Nina ainda é um projeto de cão de assistência: está em formação há um ano, passa meses na escola a ser treinada para poder ajudar a Diana no seu dia a dia, e ainda deve precisar de mais um ano de treino, realizado pela Associação Portuguesa de Cães de Assistência (APCA), que já formou seis exemplares para pessoas com diferentes patologias clínicas – e está a iniciar a formação de mais oito. O animal veste um colete amarelo fluorescente, onde se pode ler “cão de assistência” e “não tocar”.
Diabetes, autismo, epilepsia e deficiências motoras ou mentais são algumas das situações para as quais estes cães de serviço, ou medical dogs, podem ser treinados. São companheiros de quatro patas que podem realizar tarefas simples, mas essenciais, como abrir e fechar portas, amparar quedas, prevenir ataques epiléticos através da identificação de alterações hormonais, detetar alterações de níveis de glicemia (principalmente as hipoglicemias) em pessoas diabéticas ou até servir de desbloqueadores sociais para crianças com autismo.

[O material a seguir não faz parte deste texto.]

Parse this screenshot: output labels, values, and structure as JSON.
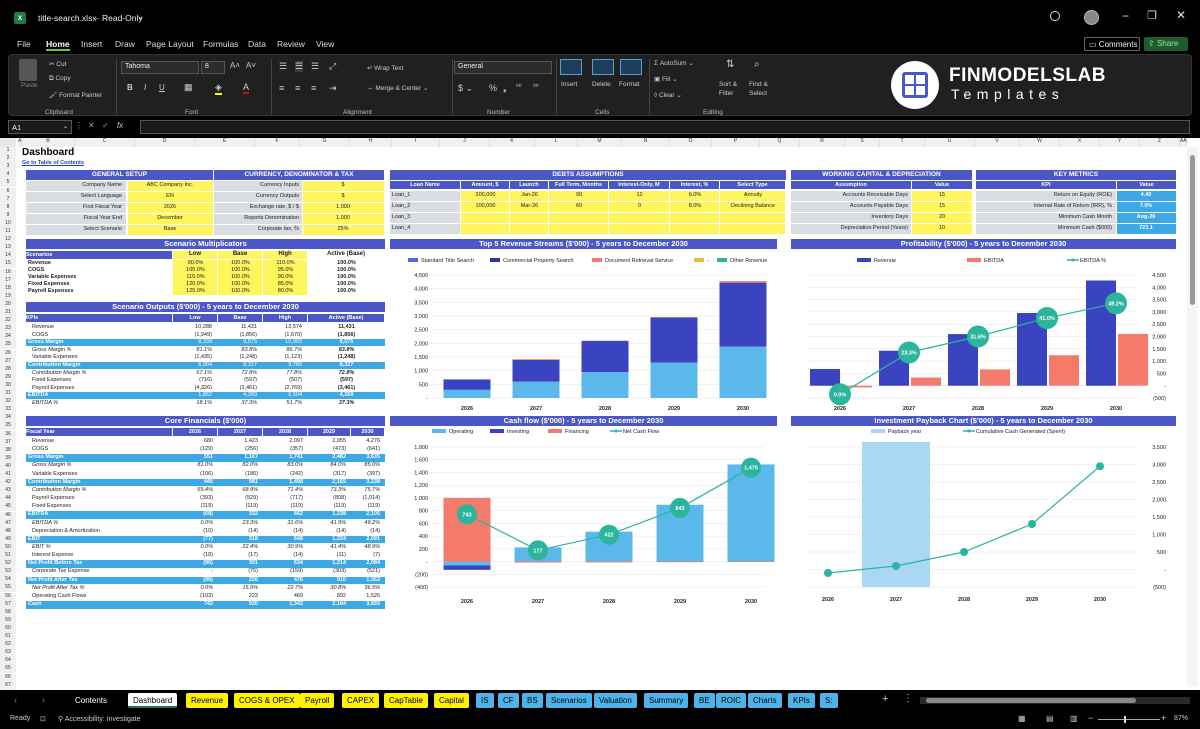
{
  "app": {
    "filename": "title-search.xlsx",
    "mode": "Read-Only",
    "comments": "Comments",
    "share": "Share"
  },
  "menu": [
    "File",
    "Home",
    "Insert",
    "Draw",
    "Page Layout",
    "Formulas",
    "Data",
    "Review",
    "View"
  ],
  "ribbon": {
    "clipboard": {
      "paste": "Paste",
      "cut": "Cut",
      "copy": "Copy",
      "format_painter": "Format Painter",
      "group": "Clipboard"
    },
    "font": {
      "name": "Tahoma",
      "size": "8",
      "group": "Font"
    },
    "alignment": {
      "wrap": "Wrap Text",
      "merge": "Merge & Center",
      "group": "Alignment"
    },
    "number": {
      "format": "General",
      "group": "Number"
    },
    "cells": {
      "insert": "Insert",
      "delete": "Delete",
      "format": "Format",
      "group": "Cells"
    },
    "editing": {
      "autosum": "AutoSum",
      "fill": "Fill",
      "clear": "Clear",
      "sort": "Sort & Filter",
      "find": "Find & Select",
      "group": "Editing"
    }
  },
  "logo": {
    "brand": "FINMODELSLAB",
    "sub": "Templates"
  },
  "formula_bar": {
    "cell": "A1",
    "fx": "fx"
  },
  "columns": [
    "A",
    "B",
    "C",
    "D",
    "E",
    "F",
    "G",
    "H",
    "I",
    "J",
    "K",
    "L",
    "M",
    "N",
    "O",
    "P",
    "Q",
    "R",
    "S",
    "T",
    "U",
    "V",
    "W",
    "X",
    "Y",
    "Z",
    "AA",
    "AB"
  ],
  "sheet": {
    "title": "Dashboard",
    "toc_link": "Go to Table of Contents",
    "general_setup": {
      "header": "GENERAL SETUP",
      "rows": [
        [
          "Company Name",
          "ABC Company Inc."
        ],
        [
          "Select Language",
          "EN"
        ],
        [
          "First Fiscal Year",
          "2026"
        ],
        [
          "Fiscal Year End",
          "December"
        ],
        [
          "Select Scenario",
          "Base"
        ]
      ]
    },
    "currency": {
      "header": "CURRENCY, DENOMINATOR & TAX",
      "rows": [
        [
          "Currency Inputs",
          "$"
        ],
        [
          "Currency Outputs",
          "$"
        ],
        [
          "Exchange rate, $ / $",
          "1.000"
        ],
        [
          "Reports Denomination",
          "1,000"
        ],
        [
          "Corporate tax, %",
          "25%"
        ]
      ]
    },
    "debts": {
      "header": "DEBTS ASSUMPTIONS",
      "cols": [
        "Loan Name",
        "Amount, $",
        "Launch",
        "Full Term, Months",
        "Interest-Only, M",
        "Interest, %",
        "Select Type"
      ],
      "rows": [
        [
          "Loan_1",
          "200,000",
          "Jan-26",
          "90",
          "12",
          "6.0%",
          "Annuity"
        ],
        [
          "Loan_2",
          "100,000",
          "Mar-26",
          "60",
          "0",
          "8.0%",
          "Declining Balance"
        ],
        [
          "Loan_3",
          "",
          "",
          "",
          "",
          "",
          ""
        ],
        [
          "Loan_4",
          "",
          "",
          "",
          "",
          "",
          ""
        ]
      ]
    },
    "wc": {
      "header": "WORKING CAPITAL & DEPRECIATION",
      "cols": [
        "Assumption",
        "Value"
      ],
      "rows": [
        [
          "Accounts Receivable Days",
          "15"
        ],
        [
          "Accounts Payable Days",
          "15"
        ],
        [
          "Inventory Days",
          "20"
        ],
        [
          "Depreciation Period (Years)",
          "10"
        ]
      ]
    },
    "kpi": {
      "header": "KEY METRICS",
      "cols": [
        "KPI",
        "Value"
      ],
      "rows": [
        [
          "Return on Equity (ROE)",
          "4.40"
        ],
        [
          "Internal Rate of Return (IRR), %",
          "7.0%"
        ],
        [
          "Minimum Cash Month",
          "Aug-26"
        ],
        [
          "Minimum Cash ($000)",
          "723.1"
        ]
      ]
    },
    "multipliers": {
      "header": "Scenario Multiplicators",
      "cols": [
        "Scenarios",
        "Low",
        "Base",
        "High",
        "Active (Base)"
      ],
      "rows": [
        [
          "Revenue",
          "90.0%",
          "100.0%",
          "110.0%",
          "100.0%"
        ],
        [
          "COGS",
          "105.0%",
          "100.0%",
          "95.0%",
          "100.0%"
        ],
        [
          "Variable Expenses",
          "115.0%",
          "100.0%",
          "90.0%",
          "100.0%"
        ],
        [
          "Fixed Expenses",
          "120.0%",
          "100.0%",
          "85.0%",
          "100.0%"
        ],
        [
          "Payroll Expenses",
          "125.0%",
          "100.0%",
          "80.0%",
          "100.0%"
        ]
      ]
    },
    "scenario_outputs": {
      "header": "Scenario Outputs ($'000) - 5 years to December 2030",
      "cols": [
        "KPIs",
        "Low",
        "Base",
        "High",
        "Active (Base)"
      ],
      "rows": [
        [
          "Revenue",
          "10,288",
          "11,431",
          "12,574",
          "11,431"
        ],
        [
          "COGS",
          "(1,949)",
          "(1,856)",
          "(1,670)",
          "(1,856)"
        ],
        [
          "Gross Margin",
          "8,339",
          "9,575",
          "10,903",
          "9,575"
        ],
        [
          "Gross Margin %",
          "81.1%",
          "83.8%",
          "86.7%",
          "83.8%"
        ],
        [
          "Variable Expenses",
          "(1,435)",
          "(1,248)",
          "(1,123)",
          "(1,248)"
        ],
        [
          "Contribution Margin",
          "6,904",
          "8,327",
          "9,780",
          "8,327"
        ],
        [
          "Contribution Margin %",
          "67.1%",
          "72.8%",
          "77.8%",
          "72.8%"
        ],
        [
          "Fixed Expenses",
          "(716)",
          "(597)",
          "(507)",
          "(597)"
        ],
        [
          "Payroll Expenses",
          "(4,326)",
          "(3,461)",
          "(2,769)",
          "(3,461)"
        ],
        [
          "EBITDA",
          "1,862",
          "4,269",
          "6,504",
          "4,269"
        ],
        [
          "EBITDA %",
          "18.1%",
          "37.3%",
          "51.7%",
          "37.3%"
        ]
      ]
    },
    "core": {
      "header": "Core Financials ($'000)",
      "cols": [
        "Fiscal Year",
        "2026",
        "2027",
        "2028",
        "2029",
        "2030"
      ],
      "rows": [
        [
          "Revenue",
          "680",
          "1,423",
          "2,097",
          "2,955",
          "4,276"
        ],
        [
          "COGS",
          "(129)",
          "(256)",
          "(357)",
          "(473)",
          "(641)"
        ],
        [
          "Gross Margin",
          "551",
          "1,167",
          "1,741",
          "2,482",
          "3,635"
        ],
        [
          "Gross Margin %",
          "81.0%",
          "82.0%",
          "83.0%",
          "84.0%",
          "85.0%"
        ],
        [
          "Variable Expenses",
          "(106)",
          "(186)",
          "(242)",
          "(317)",
          "(397)"
        ],
        [
          "Contribution Margin",
          "445",
          "981",
          "1,498",
          "2,165",
          "3,238"
        ],
        [
          "Contribution Margin %",
          "65.4%",
          "68.9%",
          "71.4%",
          "73.3%",
          "75.7%"
        ],
        [
          "Payroll Expenses",
          "(393)",
          "(529)",
          "(717)",
          "(808)",
          "(1,014)"
        ],
        [
          "Fixed Expenses",
          "(119)",
          "(119)",
          "(119)",
          "(119)",
          "(119)"
        ],
        [
          "EBITDA",
          "(68)",
          "332",
          "662",
          "1,238",
          "2,105"
        ],
        [
          "EBITDA %",
          "0.0%",
          "23.3%",
          "31.6%",
          "41.9%",
          "49.2%"
        ],
        [
          "Depreciation & Amortization",
          "(10)",
          "(14)",
          "(14)",
          "(14)",
          "(14)"
        ],
        [
          "EBIT",
          "(77)",
          "318",
          "648",
          "1,224",
          "2,091"
        ],
        [
          "EBIT %",
          "0.0%",
          "22.4%",
          "30.9%",
          "41.4%",
          "48.9%"
        ],
        [
          "Interest Expense",
          "(18)",
          "(17)",
          "(14)",
          "(11)",
          "(7)"
        ],
        [
          "Net Profit Before Tax",
          "(96)",
          "301",
          "634",
          "1,214",
          "2,084"
        ],
        [
          "Corporate Tax Expense",
          "-",
          "(75)",
          "(159)",
          "(303)",
          "(521)"
        ],
        [
          "Net Profit After Tax",
          "(96)",
          "226",
          "476",
          "910",
          "1,563"
        ],
        [
          "Net Profit After Tax %",
          "0.0%",
          "15.9%",
          "22.7%",
          "30.8%",
          "36.5%"
        ],
        [
          "Operating Cash Flows",
          "(103)",
          "223",
          "469",
          "892",
          "1,526"
        ],
        [
          "Cash",
          "743",
          "920",
          "1,342",
          "2,184",
          "3,659"
        ]
      ]
    }
  },
  "chart_data": [
    {
      "type": "bar",
      "title": "Top 5 Revenue Streams ($'000) - 5 years to December 2030",
      "categories": [
        "2026",
        "2027",
        "2028",
        "2029",
        "2030"
      ],
      "series": [
        {
          "name": "Standard Title Search",
          "values": [
            300,
            600,
            950,
            1300,
            1880
          ]
        },
        {
          "name": "Commercial Property Search",
          "values": [
            380,
            790,
            1140,
            1650,
            2340
          ]
        },
        {
          "name": "Document Retrieval Service",
          "values": [
            0,
            30,
            7,
            5,
            56
          ]
        },
        {
          "name": "-",
          "values": [
            0,
            0,
            0,
            0,
            0
          ]
        },
        {
          "name": "Other Revenue",
          "values": [
            0,
            0,
            0,
            0,
            0
          ]
        }
      ],
      "ylim": [
        0,
        4500
      ],
      "yticks": [
        "-",
        "500",
        "1,000",
        "1,500",
        "2,000",
        "2,500",
        "3,000",
        "3,500",
        "4,000",
        "4,500"
      ]
    },
    {
      "type": "bar",
      "title": "Profitability ($'000) - 5 years to December 2030",
      "categories": [
        "2026",
        "2027",
        "2028",
        "2029",
        "2030"
      ],
      "series": [
        {
          "name": "Revenue",
          "values": [
            680,
            1423,
            2097,
            2955,
            4276
          ]
        },
        {
          "name": "EBITDA",
          "values": [
            -68,
            332,
            662,
            1238,
            2105
          ]
        },
        {
          "name": "EBITDA %",
          "values": [
            0.0,
            23.3,
            31.6,
            41.9,
            49.2
          ]
        }
      ],
      "labels": [
        "0.0%",
        "23.3%",
        "31.6%",
        "41.0%",
        "49.2%"
      ],
      "ylim": [
        -500,
        4500
      ],
      "yticks": [
        "(500)",
        "-",
        "500",
        "1,000",
        "1,500",
        "2,000",
        "2,500",
        "3,000",
        "3,500",
        "4,000",
        "4,500"
      ]
    },
    {
      "type": "bar",
      "title": "Cash flow ($'000) - 5 years to December 2030",
      "categories": [
        "2026",
        "2027",
        "2028",
        "2029",
        "2030"
      ],
      "series": [
        {
          "name": "Operating",
          "values": [
            -60,
            223,
            469,
            892,
            1526
          ]
        },
        {
          "name": "Investing",
          "values": [
            -70,
            0,
            0,
            0,
            0
          ]
        },
        {
          "name": "Financing",
          "values": [
            1000,
            -17,
            -14,
            -11,
            -7
          ]
        },
        {
          "name": "Net Cash Flow",
          "values": [
            743,
            177,
            422,
            843,
            1475
          ]
        }
      ],
      "ylim": [
        -400,
        1800
      ],
      "yticks": [
        "(400)",
        "(200)",
        "-",
        "200",
        "400",
        "600",
        "800",
        "1,000",
        "1,200",
        "1,400",
        "1,600",
        "1,800"
      ]
    },
    {
      "type": "line",
      "title": "Investment Payback Chart ($'000) - 5 years to December 2030",
      "categories": [
        "2026",
        "2027",
        "2028",
        "2029",
        "2030"
      ],
      "series": [
        {
          "name": "Payback year",
          "values": [
            0,
            1,
            0,
            0,
            0
          ]
        },
        {
          "name": "Cumulative Cash Generated (Spent)",
          "values": [
            -100,
            100,
            500,
            1300,
            2950
          ]
        }
      ],
      "ylim": [
        -500,
        3500
      ],
      "yticks": [
        "(500)",
        "-",
        "500",
        "1,000",
        "1,500",
        "2,000",
        "2,500",
        "3,000",
        "3,500"
      ]
    }
  ],
  "tabs": [
    {
      "label": "Contents",
      "color": "#000000",
      "fg": "#ffffff"
    },
    {
      "label": "Dashboard",
      "color": "#ffffff",
      "fg": "#000000"
    },
    {
      "label": "Revenue",
      "color": "#fff200",
      "fg": "#000000"
    },
    {
      "label": "COGS & OPEX",
      "color": "#fff200",
      "fg": "#000000"
    },
    {
      "label": "Payroll",
      "color": "#fff200",
      "fg": "#000000"
    },
    {
      "label": "CAPEX",
      "color": "#fff200",
      "fg": "#000000"
    },
    {
      "label": "CapTable",
      "color": "#fff200",
      "fg": "#000000"
    },
    {
      "label": "Capital",
      "color": "#fff200",
      "fg": "#000000"
    },
    {
      "label": "IS",
      "color": "#4fb3e8",
      "fg": "#000000"
    },
    {
      "label": "CF",
      "color": "#4fb3e8",
      "fg": "#000000"
    },
    {
      "label": "BS",
      "color": "#4fb3e8",
      "fg": "#000000"
    },
    {
      "label": "Scenarios",
      "color": "#4fb3e8",
      "fg": "#000000"
    },
    {
      "label": "Valuation",
      "color": "#4fb3e8",
      "fg": "#000000"
    },
    {
      "label": "Summary",
      "color": "#4fb3e8",
      "fg": "#000000"
    },
    {
      "label": "BE",
      "color": "#4fb3e8",
      "fg": "#000000"
    },
    {
      "label": "ROIC",
      "color": "#4fb3e8",
      "fg": "#000000"
    },
    {
      "label": "Charts",
      "color": "#4fb3e8",
      "fg": "#000000"
    },
    {
      "label": "KPIs",
      "color": "#4fb3e8",
      "fg": "#000000"
    },
    {
      "label": "S:",
      "color": "#4fb3e8",
      "fg": "#000000"
    }
  ],
  "status": {
    "ready": "Ready",
    "accessibility": "Accessibility: Investigate",
    "zoom": "87%"
  },
  "colors": {
    "bar": "#4b57c7",
    "highlight": "#3ca8e6",
    "yellow": "#fff55c",
    "orange": "#f47b6b",
    "teal": "#2bb59a",
    "lightblue": "#5bb8ea"
  }
}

Diana Niepce é uma das poucas pessoas em Portugal que tem um destes cães ao seu serviço: a Nina foi-lhe oferecida pela associação através de donativos. Mas nem todos têm essa sorte, o que se torna uma dificuldade quando em Portugal “mais de 70% ou 80% das pessoas não dispõem de condições financeiras para adquirir um cão de assistência”, garante ao Expresso o presidente da APCA, Rui Elvas. É o caso de João Timóteo, de 20 anos, que ficou paraplégico há um.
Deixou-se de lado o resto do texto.